Kiawentiio Tarbell et Rainbow Dickerson dans une scène du film Beans, présentement à l’affiche.
Photo courtoisie
Kiawentiio Tarbell et Rainbow Dickerson dans une scène du film Beans, présentement à l’affiche.

Avec ce drame qui a été récompensé plus tôt cette année au prestigieux Festival de Berlin et au gala des prix Écrans canadiens, la scénariste et réalisatrice Tracey Deer (la série Mohawk Girls) fait le pari de raconter la tristement célèbre crise d’Oka du point de vue de l’adolescente de 12 ans qu’elle était à l’époque. 

Même si la cinéaste a mis beaucoup d’effort pour recréer avec minutie le déroulement de cet épisode sombre de notre histoire récente, c’est surtout le passage de l’enfance à l’adolescence du personnage de Beans (magnifiquement interprété par Kiawentiio Tarbell) qui sert de moteur à ce récit initiatique. Confrontée à la violence des hommes et au racisme d’une partie de la population blanche, Beans perdra peu à peu son innocence au contact notamment de nouveaux amis rebelles et plus âgés qu’elle. 

Certaines scènes de violence, filmées de façon très réaliste, donnent froid dans le dos. On pense notamment à cette séquence révoltante dans laquelle des femmes et des enfants mohawks se font lancer des pierres par des citoyens non autochtones alors qu’ils tentent de quitter la réserve en voiture. 

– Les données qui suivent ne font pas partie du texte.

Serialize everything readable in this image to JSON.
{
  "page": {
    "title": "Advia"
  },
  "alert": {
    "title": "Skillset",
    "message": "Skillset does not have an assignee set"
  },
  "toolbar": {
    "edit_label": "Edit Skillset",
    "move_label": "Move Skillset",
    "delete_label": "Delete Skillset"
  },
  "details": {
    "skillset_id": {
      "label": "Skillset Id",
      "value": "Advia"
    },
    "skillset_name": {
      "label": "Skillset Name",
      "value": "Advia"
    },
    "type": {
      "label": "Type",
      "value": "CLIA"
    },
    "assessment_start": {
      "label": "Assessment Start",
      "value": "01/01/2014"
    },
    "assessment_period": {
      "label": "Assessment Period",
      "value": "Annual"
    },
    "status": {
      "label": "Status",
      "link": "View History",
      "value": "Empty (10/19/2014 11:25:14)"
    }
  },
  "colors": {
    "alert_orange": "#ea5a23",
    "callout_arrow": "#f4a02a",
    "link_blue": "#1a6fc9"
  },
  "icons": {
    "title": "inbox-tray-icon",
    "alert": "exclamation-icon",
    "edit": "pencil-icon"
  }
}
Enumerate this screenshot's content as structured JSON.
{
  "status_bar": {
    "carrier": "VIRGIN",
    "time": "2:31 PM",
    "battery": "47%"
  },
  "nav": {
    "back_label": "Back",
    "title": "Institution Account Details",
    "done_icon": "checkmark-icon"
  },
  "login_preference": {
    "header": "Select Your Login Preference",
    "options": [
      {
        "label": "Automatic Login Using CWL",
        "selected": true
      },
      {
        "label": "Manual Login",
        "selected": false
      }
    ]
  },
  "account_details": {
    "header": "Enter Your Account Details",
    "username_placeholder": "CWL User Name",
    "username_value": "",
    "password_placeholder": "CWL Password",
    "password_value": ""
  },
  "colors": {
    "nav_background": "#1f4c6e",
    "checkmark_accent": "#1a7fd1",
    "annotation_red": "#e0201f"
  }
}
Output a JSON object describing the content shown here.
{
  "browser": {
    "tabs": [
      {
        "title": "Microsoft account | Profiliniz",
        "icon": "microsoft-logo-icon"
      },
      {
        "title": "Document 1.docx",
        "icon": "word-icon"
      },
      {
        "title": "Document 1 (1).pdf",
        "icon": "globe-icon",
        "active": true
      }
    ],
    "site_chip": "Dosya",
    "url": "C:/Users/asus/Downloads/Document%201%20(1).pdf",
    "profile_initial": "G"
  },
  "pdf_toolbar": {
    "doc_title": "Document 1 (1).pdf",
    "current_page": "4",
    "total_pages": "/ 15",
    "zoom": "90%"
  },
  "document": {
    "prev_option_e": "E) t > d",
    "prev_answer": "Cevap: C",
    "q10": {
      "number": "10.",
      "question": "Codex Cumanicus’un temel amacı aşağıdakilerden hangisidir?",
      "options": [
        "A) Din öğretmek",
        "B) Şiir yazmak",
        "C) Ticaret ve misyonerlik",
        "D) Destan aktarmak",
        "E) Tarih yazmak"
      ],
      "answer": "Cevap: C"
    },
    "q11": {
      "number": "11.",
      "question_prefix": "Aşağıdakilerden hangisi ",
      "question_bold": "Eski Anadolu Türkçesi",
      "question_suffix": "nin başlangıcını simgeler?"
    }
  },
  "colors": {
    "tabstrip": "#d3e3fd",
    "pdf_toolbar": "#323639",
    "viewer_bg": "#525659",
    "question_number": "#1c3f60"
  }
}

L’utilisation d’images d’archives provenant de véritables reportages réalisés à l’époque apporte une bonne dose de réalisme à l’ensemble. On pourrait, en revanche, reprocher à Tracey Deer d’avoir manqué un peu de nuance dans sa façon de présenter certains faits marquants du conflit armé. Premier long métrage de fiction à aborder de façon directe la crise d’Oka, Beans n’en demeure pas moins un film important et nécessaire.

Beans ★★★1/2  

Un film de Tracey Deer

Avec Kiawentiio Tarbell, Violah Beauvais et Rainbow Dickerson.